Dr. Alex Karev (Justin Chambers) kommt erst verspätet ins Bailey-Team und ist deshalb von Anfang an der Außenseiter, was allerdings durch seine arrogante Haltung den Schwestern und Kollegen gegenüber begünstigt wird. Sein zuweilen zu selbstsicheres Verhalten in Patientensituationen hat schon zu manchem Fehler geführt, der in diesem Beruf weitreichende Konsequenzen hat. Während er sich langsam in die Gruppe integriert und zu Meredith eine Freundschaft aufbaut, fühlt er sich von Izzie auf ganz und gar nicht platonische Art angezogen.
Dr. Miranda Bailey (Chandra Wilson) ist die Ausbilderin der fünf und in dieser Funktion (gemäß ihrem Spitznamen „der Nazi“) äußerst herrisch und streng. Allerdings zeigt sie (zunehmend während ihrer Schwangerschaft und danach als Mutter) immer wieder ihre weiche Seite und viel Verständnis für die jungen Ärzte.

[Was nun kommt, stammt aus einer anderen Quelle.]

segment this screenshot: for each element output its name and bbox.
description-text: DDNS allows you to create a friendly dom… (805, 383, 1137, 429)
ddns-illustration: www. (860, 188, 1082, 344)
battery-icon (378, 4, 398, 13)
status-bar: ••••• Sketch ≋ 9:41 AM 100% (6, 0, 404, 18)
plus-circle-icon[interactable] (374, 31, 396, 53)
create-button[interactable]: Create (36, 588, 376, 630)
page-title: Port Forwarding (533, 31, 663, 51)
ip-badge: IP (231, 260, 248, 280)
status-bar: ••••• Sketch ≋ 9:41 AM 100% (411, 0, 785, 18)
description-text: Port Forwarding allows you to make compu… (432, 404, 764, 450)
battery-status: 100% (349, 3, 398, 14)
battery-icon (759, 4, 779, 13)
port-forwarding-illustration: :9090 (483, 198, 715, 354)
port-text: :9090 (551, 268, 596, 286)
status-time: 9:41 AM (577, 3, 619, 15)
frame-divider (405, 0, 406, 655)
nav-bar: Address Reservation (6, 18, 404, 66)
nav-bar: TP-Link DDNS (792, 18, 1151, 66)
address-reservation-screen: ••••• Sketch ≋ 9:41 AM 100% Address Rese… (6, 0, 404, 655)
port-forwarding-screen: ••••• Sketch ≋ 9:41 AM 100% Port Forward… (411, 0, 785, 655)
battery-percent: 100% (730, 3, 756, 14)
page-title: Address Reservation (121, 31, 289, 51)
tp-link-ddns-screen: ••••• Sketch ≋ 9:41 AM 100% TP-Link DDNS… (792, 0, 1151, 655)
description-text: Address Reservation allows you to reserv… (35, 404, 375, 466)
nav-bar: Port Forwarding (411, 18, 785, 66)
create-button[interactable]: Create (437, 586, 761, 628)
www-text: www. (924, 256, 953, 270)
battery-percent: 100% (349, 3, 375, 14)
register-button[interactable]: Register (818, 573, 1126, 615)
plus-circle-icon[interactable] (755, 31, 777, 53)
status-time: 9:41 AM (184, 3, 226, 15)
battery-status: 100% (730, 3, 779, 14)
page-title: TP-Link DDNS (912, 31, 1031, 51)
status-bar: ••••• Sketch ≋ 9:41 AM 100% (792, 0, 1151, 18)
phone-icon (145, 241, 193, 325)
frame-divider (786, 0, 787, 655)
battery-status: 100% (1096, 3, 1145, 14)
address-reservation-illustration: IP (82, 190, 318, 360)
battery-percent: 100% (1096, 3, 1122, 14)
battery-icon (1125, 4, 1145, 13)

Dr. Derek Shepherd (Patrick Dempsey), auch „McDreamy“ genannt, fängt gleichzeitig mit den Assistenzärzten am Seattle Grace an, allerdings als Chef der Neurochirurgie. Fachlich ist er sowohl in medizinischer Hinsicht eine Koryphäe und auch im Umgang mit den Patienten sehr sensibel. Lediglich seine Beziehung mit Meredith wird im Krankenhaus alles andere als gern gesehen.
Dr. Preston Burke (Isaiah Washington) ist einer der führenden Herz-Thorax-Chirurgen und konkurriert mit Derek um die Stelle des Chefs der Chirurgie. Er ist im Berufsleben zu Kollegen und Patienten eher distanziert, privat ist er ein warmherziger Mensch, was sich vor allem zeigt, als er eine Beziehung mit der unzugänglichen Cristina anfängt.
Dr. Richard Webber (James Pickens Jr.) ist der Chef der gesamten Chirurgie. Er hat Derek an das Seattle Grace geholt, mit der Aussicht, ihn auf dem Chefarztposten zu beerben. Damit gibt er auch Preston den Anstoß, nicht nur genial zu operieren, sondern sich auch außerhalb des OPs zu engagieren und Zeit zu investieren. Richard kennt Meredith seit sie ein kleines Mädchen ist, da er mit ihrer Mutter Ellis gemeinsam Assistenzarzt war und auch später mit ihr zusammen am Seattle Grace gearbeitet hat. Die beiden hatten eine Affäre, doch während Ellis Grey ihren Mann verließ, blieb Richard bei seiner Frau und verfiel dem Alkohol.
Dr. Addison Montgomery-Shepherd (Kate Walsh) ist die Ehefrau von Derek Shepherd. Dieser verließ sie (und New York), nachdem er sie mit seinem besten Freund Mark im Bett erwischte. Dr. Webber holte Addison schließlich ans Seattle Grace in ihrer Eigenschaft als Neonatologie-Spezialistin, was zum vorläufigen Bruch zwischen Derek und Meredith führte. Addison blieb auf Bitten von Dr. Webber und um ihre Ehe zu retten in Seattle und arbeitet als Chirurgin in der Gynäkologie. Zu Anfang von den Assistenzärzten rund um Meredith gehasst, gewinnt sie doch durch ihre nette und intelligente Art zumindest einige Sympathien.
Dr. Callie Torres (Sara Ramirez) arbeitet als Chirurgin in der Orthopädie, wo sie eines Tages die Schulter von George O’Malley wieder einrenkt und sich in ihn verliebt. Nach einigen Anfangsschwierigkeiten gehen die beiden eine Beziehung ein, was besonders von Izzie misstrauisch beäugt wird. Obwohl Callie sich nach außen hin als starke Frau gibt, verletzt es sie, dass George manchmal eher zu seinen Freunden als zu ihr hält.
Lena Stadelmann, 03. April 2007. Bilder: ABC.